La economía cubana es ahora una especie de animal herido que reacciona por instinto. Nada funciona según reglas claras y, sin embargo, todo el mundo sabe cómo moverse: mirar el precio del dólar cada mañana, calcular si hoy se come carne o pan, decidir si vale la pena caminar hasta el mercado porque los precios cambian en horas. Nada de eso lo recoge la narrativa oficial, que asegura que la inflación “se ha moderado”.

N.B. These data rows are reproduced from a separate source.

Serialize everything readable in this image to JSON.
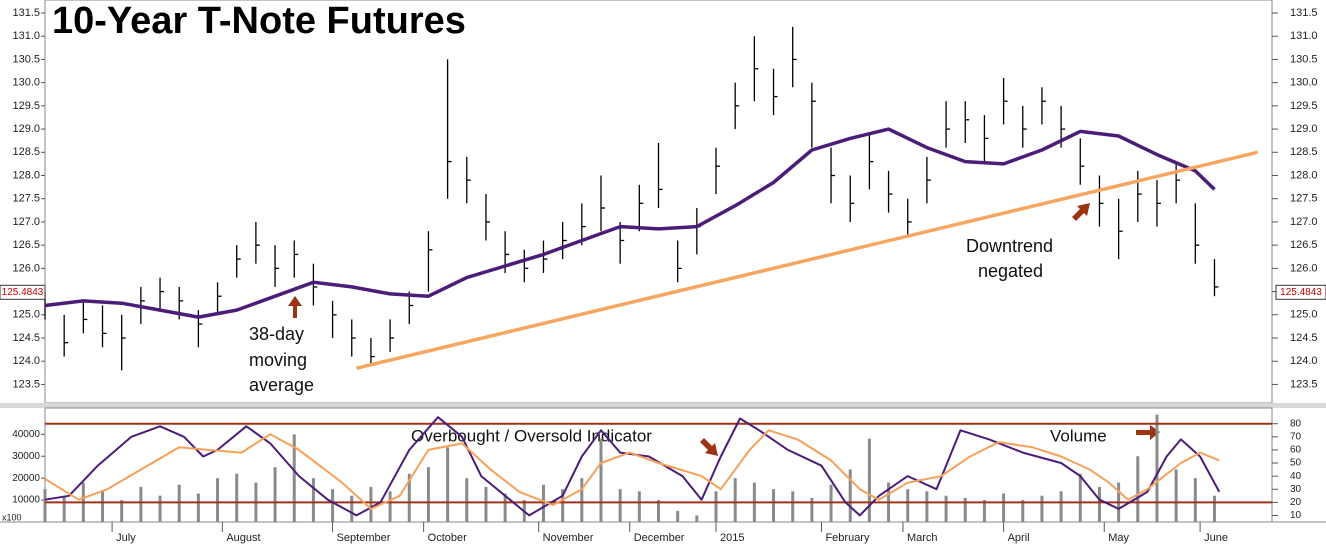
{
  "chart_data": [
    {
      "type": "ohlc",
      "title": "10-Year T-Note Futures",
      "x": [
        0,
        4,
        8,
        12,
        16,
        20,
        24,
        28,
        32,
        36,
        40,
        44,
        48,
        52,
        56,
        60,
        64,
        68,
        72,
        76,
        80,
        84,
        88,
        92,
        96,
        100,
        104,
        108,
        112,
        116,
        120,
        124,
        128,
        132,
        136,
        140,
        144,
        148,
        152,
        156,
        160,
        164,
        168,
        172,
        176,
        180,
        184,
        188,
        192,
        196,
        200,
        204,
        208,
        212,
        216,
        220,
        224,
        228,
        232,
        236,
        240,
        244
      ],
      "high": [
        125.5,
        125.0,
        125.3,
        125.2,
        125.0,
        125.6,
        125.8,
        125.6,
        125.1,
        125.7,
        126.5,
        127.0,
        126.5,
        126.6,
        126.1,
        125.3,
        124.9,
        124.5,
        124.9,
        125.5,
        126.8,
        130.5,
        128.4,
        127.6,
        126.8,
        126.4,
        126.6,
        127.0,
        127.4,
        128.0,
        127.0,
        127.8,
        128.7,
        126.6,
        127.3,
        128.6,
        130.0,
        131.0,
        130.3,
        131.2,
        130.0,
        128.6,
        128.0,
        128.9,
        128.1,
        127.5,
        128.4,
        129.6,
        129.6,
        129.3,
        130.1,
        129.5,
        129.9,
        129.5,
        128.8,
        128.0,
        127.5,
        128.1,
        127.9,
        128.3,
        127.4,
        126.2
      ],
      "low": [
        124.9,
        124.1,
        124.6,
        124.3,
        123.8,
        124.8,
        125.1,
        124.9,
        124.3,
        125.0,
        125.8,
        126.1,
        125.6,
        125.8,
        125.2,
        124.5,
        124.1,
        123.9,
        124.2,
        124.8,
        125.5,
        127.5,
        127.4,
        126.6,
        125.9,
        125.7,
        125.9,
        126.2,
        126.5,
        126.8,
        126.1,
        126.8,
        127.3,
        125.7,
        126.3,
        127.6,
        129.0,
        129.6,
        129.3,
        129.9,
        128.6,
        127.4,
        127.0,
        127.7,
        127.2,
        126.7,
        127.4,
        128.6,
        128.7,
        128.3,
        129.1,
        128.6,
        129.1,
        128.6,
        127.8,
        126.9,
        126.2,
        127.0,
        126.9,
        127.4,
        126.1,
        125.4
      ],
      "close": [
        125.2,
        124.4,
        124.9,
        124.6,
        124.5,
        125.3,
        125.5,
        125.3,
        124.8,
        125.4,
        126.2,
        126.5,
        126.0,
        126.3,
        125.6,
        125.0,
        124.5,
        124.1,
        124.5,
        125.2,
        126.4,
        128.3,
        127.9,
        127.0,
        126.3,
        126.0,
        126.2,
        126.6,
        126.9,
        127.3,
        126.6,
        127.4,
        127.7,
        126.0,
        126.9,
        128.2,
        129.5,
        130.3,
        129.7,
        130.5,
        129.6,
        128.0,
        127.4,
        128.3,
        127.6,
        127.0,
        127.9,
        129.0,
        129.2,
        128.8,
        129.6,
        129.0,
        129.6,
        129.0,
        128.2,
        127.4,
        126.8,
        127.6,
        127.4,
        127.9,
        126.5,
        125.6
      ],
      "color": "#000000",
      "overlays": [
        {
          "color": "#4b1d78",
          "x": [
            0,
            8,
            16,
            24,
            32,
            40,
            48,
            56,
            64,
            72,
            80,
            88,
            96,
            104,
            112,
            120,
            128,
            136,
            144,
            152,
            160,
            168,
            176,
            184,
            192,
            200,
            208,
            216,
            224,
            232,
            240,
            244
          ],
          "values": [
            125.2,
            125.3,
            125.25,
            125.1,
            124.95,
            125.1,
            125.4,
            125.7,
            125.6,
            125.45,
            125.4,
            125.8,
            126.05,
            126.3,
            126.6,
            126.9,
            126.85,
            126.9,
            127.35,
            127.85,
            128.55,
            128.8,
            129.0,
            128.6,
            128.3,
            128.25,
            128.55,
            128.95,
            128.85,
            128.45,
            128.1,
            127.7
          ]
        },
        {
          "color": "#f6a660",
          "x": [
            65,
            253
          ],
          "values": [
            123.85,
            128.5
          ]
        }
      ],
      "last_value": 125.4843,
      "last_value_color": "#cc0000",
      "xlim": [
        0,
        256
      ],
      "ylim": [
        123.1,
        131.78
      ],
      "yticks": [
        123.5,
        {
          "value": 124,
          "label": "124.0"
        },
        124.5,
        {
          "value": 125,
          "label": "125.0"
        },
        125.5,
        {
          "value": 126,
          "label": "126.0"
        },
        126.5,
        {
          "value": 127,
          "label": "127.0"
        },
        127.5,
        {
          "value": 128,
          "label": "128.0"
        },
        128.5,
        {
          "value": 129,
          "label": "129.0"
        },
        129.5,
        {
          "value": 130,
          "label": "130.0"
        },
        130.5,
        {
          "value": 131,
          "label": "131.0"
        },
        131.5
      ],
      "annotations": [
        [
          "38-day",
          "moving",
          "average"
        ],
        [
          "Downtrend",
          "negated"
        ]
      ]
    },
    {
      "type": "indicator",
      "x": [
        0,
        4,
        8,
        12,
        16,
        20,
        24,
        28,
        32,
        36,
        40,
        44,
        48,
        52,
        56,
        60,
        64,
        68,
        72,
        76,
        80,
        84,
        88,
        92,
        96,
        100,
        104,
        108,
        112,
        116,
        120,
        124,
        128,
        132,
        136,
        140,
        144,
        148,
        152,
        156,
        160,
        164,
        168,
        172,
        176,
        180,
        184,
        188,
        192,
        196,
        200,
        204,
        208,
        212,
        216,
        220,
        224,
        228,
        232,
        236,
        240,
        244
      ],
      "volume": [
        15000,
        12000,
        18000,
        14000,
        10000,
        16000,
        12000,
        17000,
        13000,
        20000,
        22000,
        18000,
        25000,
        40000,
        20000,
        15000,
        12000,
        16000,
        14000,
        22000,
        25000,
        34000,
        20000,
        16000,
        13000,
        10000,
        17000,
        15000,
        20000,
        38000,
        15000,
        14000,
        10000,
        5000,
        3000,
        14000,
        20000,
        18000,
        15000,
        14000,
        11000,
        17000,
        24000,
        38000,
        18000,
        15000,
        14000,
        12000,
        11000,
        10000,
        13000,
        10000,
        12000,
        14000,
        22000,
        16000,
        18000,
        30000,
        49000,
        24000,
        20000,
        12000
      ],
      "volume_color": "#8a8a8a",
      "volume_unit_label": "x100",
      "oscillators": [
        {
          "color": "#4b1d78",
          "x": [
            0,
            5,
            11,
            18,
            24,
            29,
            33,
            36,
            42,
            47,
            53,
            59,
            65,
            70,
            76,
            82,
            87,
            91,
            97,
            101,
            108,
            112,
            116,
            120,
            126,
            133,
            137,
            141,
            145,
            149,
            155,
            162,
            167,
            170,
            174,
            180,
            186,
            191,
            197,
            204,
            212,
            216,
            220,
            224,
            230,
            234,
            237,
            241,
            245
          ],
          "values": [
            22,
            25,
            48,
            70,
            78,
            70,
            55,
            60,
            78,
            65,
            40,
            22,
            10,
            20,
            60,
            85,
            70,
            40,
            22,
            10,
            25,
            55,
            75,
            58,
            55,
            40,
            22,
            55,
            84,
            75,
            60,
            48,
            20,
            10,
            25,
            40,
            30,
            75,
            68,
            58,
            50,
            40,
            22,
            15,
            28,
            55,
            68,
            55,
            28
          ]
        },
        {
          "color": "#f6a05a",
          "x": [
            0,
            7,
            13,
            20,
            28,
            34,
            41,
            47,
            53,
            62,
            68,
            74,
            80,
            87,
            93,
            99,
            106,
            112,
            116,
            122,
            128,
            137,
            141,
            147,
            151,
            157,
            164,
            170,
            174,
            180,
            187,
            193,
            199,
            206,
            212,
            218,
            222,
            226,
            230,
            237,
            241,
            245
          ],
          "values": [
            38,
            22,
            30,
            45,
            62,
            60,
            58,
            72,
            60,
            35,
            15,
            25,
            60,
            65,
            45,
            28,
            18,
            30,
            50,
            58,
            50,
            40,
            30,
            60,
            75,
            68,
            52,
            30,
            22,
            35,
            40,
            55,
            66,
            62,
            55,
            45,
            35,
            22,
            30,
            50,
            58,
            52
          ]
        }
      ],
      "reference_lines": [
        80,
        20
      ],
      "reference_color": "#a0341a",
      "xlim": [
        0,
        256
      ],
      "ylim": [
        0,
        52000
      ],
      "yticks": [
        10000,
        20000,
        30000,
        40000
      ],
      "y2lim": [
        5,
        92
      ],
      "y2ticks": [
        10,
        20,
        30,
        40,
        50,
        60,
        70,
        80
      ],
      "xticks": [
        {
          "value": 14,
          "label": "July"
        },
        {
          "value": 37,
          "label": "August"
        },
        {
          "value": 60,
          "label": "September"
        },
        {
          "value": 79,
          "label": "October"
        },
        {
          "value": 103,
          "label": "November"
        },
        {
          "value": 122,
          "label": "December"
        },
        {
          "value": 140,
          "label": "2015"
        },
        {
          "value": 162,
          "label": "February"
        },
        {
          "value": 179,
          "label": "March"
        },
        {
          "value": 200,
          "label": "April"
        },
        {
          "value": 221,
          "label": "May"
        },
        {
          "value": 241,
          "label": "June"
        }
      ],
      "annotations": [
        "Overbought / Oversold Indicator",
        "Volume"
      ]
    }
  ]
}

Moderada. La palabra se repite en entrevistas, en notas del Banco Central, en conceptos que suenan científicos con promesas del pronto establecimiento de un mercado cambiario estable. Pero ahí afuera la vida transcurre en otra dimensión: la del salario que se evapora, la del huevo que dobla su precio en una semana, la del aceite que aparece dos días y luego se esconde un mes. Lo que el Estado llama “moderación” es, en la vida real, una especie de agónico sostenimiento a base de inventos.
En medio de ese caos aparece el conflicto con El Toque, el medio que el régimen ha decidido convertir en chivo expiatorio de todos los males económicos acumulados durante años. Lo acusan de manipular la tasa informal del dólar, como si el valor real de la moneda dependiera de un post y no de la suma de crisis estructurales, falta de confianza y ausencia de producción. Economistas independientes lo dijeron claro: culpar a un medio es grotesco, infantil y revela pánico en las alturas.
Pero mientras el discurso oficial busca responsables imaginarios, el país vive otra realidad: las personas cazan aves, gatos e iguanas para sobrevivir. No es una metáfora ni un rumor. Es una práctica extendida, documentada, desesperada. La frontera entre lo posible y lo impensable se ha borrado, y el instinto de sobrevivencia venció cualquier otro código.
En este escenario, el dólar sube, baja, se estabiliza por horas y vuelve a trepar. La gente ya ni pregunta por qué: lo acepta como un clima inestable, algo que cambia sin aviso. El MLC, por su parte, parece un termómetro de ansiedad: si sube, es porque la escasez se intensifica; si baja, es porque la incertidumbre aprieta.
Cada familia hace lo que puede. Hay quienes viven de remesas; otros dependen de lo que logran revender; otros se vuelven expertos en trueque. Cada esquina parece una versión en miniatura de la economía nacional: alguien ofreciendo cigarros por aceite, alguien cambiando arroz por pastillas para la presión, alguien negociando un par de zapatos por un paquete de pollo.
La narrativa oficial, con sus promesas de “recuperación”, queda cada vez más lejos del país real. No se trata ya de falta de confianza; se trata de falta de vida concreta en las palabras oficiales. No describen nada. No contienen nada. Son sonidos vacíos que rebotan en una población agotada.
Y sin embargo, la gente sigue. Una señora vende tamales a la puerta de su casa aunque solo gane para comprar maíz. Un muchacho aprende a arreglar motos y lo convierte en ingreso. Un padre se queda sin dormir para cazar una oferta de madrugada. La economía cubana sobrevivirá mientras sobrevivan ellos, no al revés.